Book review: The Art of H.P. Lovecraft's Cthulhu Mythos

The Art of H.P. Lovecraft's Cthulhu Mythos book cover

The Art of H.P. Lovecraft's Cthulhu Mythos, from Brian Wood and Pat Harrigan and published by Fantasy Flight Games, is yet another book I had (since circa 2006 in this case) pending to read and enjoy. Nearing 200 pages, it features hundreds of art pieces, both from FFG products (card and board games) and from Chaosium's classic Call of Cthulhu RPG.

The book is divided by sections, from places to survivors (detectives and gangsters mostly), monsters, great old ones. It is a beautiful reference guide to spark your imagination if you need to visually figure how a certain monster of character would look. Excepting some old Chaosium images everything else is in great and vivid colors.

A great art book that made me want to read H. P. Lovecraft books again.


Comic Book Review: Alien vs Predator Omnibus

Alien vs Predator Omnibus Vol. I comic book cover Alien vs Predator Omnibus Vol. II comic book cover

Alien vs Predator Omnibus consists of two compilations: I & II, each with around 450 pages.

The first volume includes seven compilations, exploring from a classic human-colony-gets-attacked-from-both-alien-species or a futuristic human predator hunter, to quite a few stories showing us more details about the predator race (don't want to enter into spoilers territory). They feel fresh, different and some continue ideas and characters presented on previous ones. I really liked this volume.

My problem came when I started reading the second volume. At least half of it consists of the series "Aliens vs. Predator: Deadliest of the Species", a futuristic tale involving Aliens and Predators, yes, but way too bizarre for my taste. I tried to follow it but goes too much into dreams and other storytelling techniques that, combined with an uninteresting story (to me, at least), made me skip all of it. The remaining contents are a few more series, some of them really brief (4 issues with few pages per issue), so you'll get mostly short stories. Some of them are interesting but overall don't justify purchasing the whole book to ignore half of the contents...

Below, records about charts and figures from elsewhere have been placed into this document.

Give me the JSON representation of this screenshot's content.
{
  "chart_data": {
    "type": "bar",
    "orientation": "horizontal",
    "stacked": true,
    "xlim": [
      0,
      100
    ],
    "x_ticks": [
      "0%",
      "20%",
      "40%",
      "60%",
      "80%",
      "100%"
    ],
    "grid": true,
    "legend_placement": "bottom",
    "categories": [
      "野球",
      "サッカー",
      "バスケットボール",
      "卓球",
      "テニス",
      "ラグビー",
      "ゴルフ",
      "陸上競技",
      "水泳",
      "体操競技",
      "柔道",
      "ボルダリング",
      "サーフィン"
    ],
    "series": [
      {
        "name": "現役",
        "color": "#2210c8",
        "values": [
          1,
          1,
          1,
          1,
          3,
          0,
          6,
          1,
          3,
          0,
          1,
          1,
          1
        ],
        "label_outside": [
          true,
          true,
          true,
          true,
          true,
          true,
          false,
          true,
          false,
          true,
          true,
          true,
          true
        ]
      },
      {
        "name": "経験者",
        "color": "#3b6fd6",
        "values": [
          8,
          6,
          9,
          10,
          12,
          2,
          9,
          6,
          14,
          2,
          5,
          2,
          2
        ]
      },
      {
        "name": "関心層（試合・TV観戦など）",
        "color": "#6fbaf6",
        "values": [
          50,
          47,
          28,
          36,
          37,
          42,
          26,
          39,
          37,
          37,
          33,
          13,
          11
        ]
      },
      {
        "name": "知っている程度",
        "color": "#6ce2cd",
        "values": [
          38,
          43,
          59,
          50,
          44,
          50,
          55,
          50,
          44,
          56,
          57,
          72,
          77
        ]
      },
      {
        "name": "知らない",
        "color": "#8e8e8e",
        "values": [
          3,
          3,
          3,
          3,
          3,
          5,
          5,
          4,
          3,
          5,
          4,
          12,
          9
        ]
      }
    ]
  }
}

Comic Book Review: Alien vs Predator vs The Terminator

Alien vs Predator vs The Terminator comic book cover

Alien vs Predator vs The Terminator is, apart from a long title, a curious three-way crossover, which on itself could be curious (hybrid terminator-alien), but the presence of an Ellen Ripley that continues the infamous 4h Alien movie trend of Ripley & family clones with alien DNA makes everything feel too much.

The main story not bad (how a Terminator laid low until could create a next generation hybrid soldier to try to recreate Skynet and so on), but apart from the aforementioned Ripley things, it looks like 4 issues were too few so story had to be packed so much that in time spans of hours (or as much as a few days) too much happens (don't want to spoil anything, but no matter how hard working a machine is, some stuff makes no sense).

While no match for a classic AvP comic story, a different reading, but I wouldn't say it is amazing.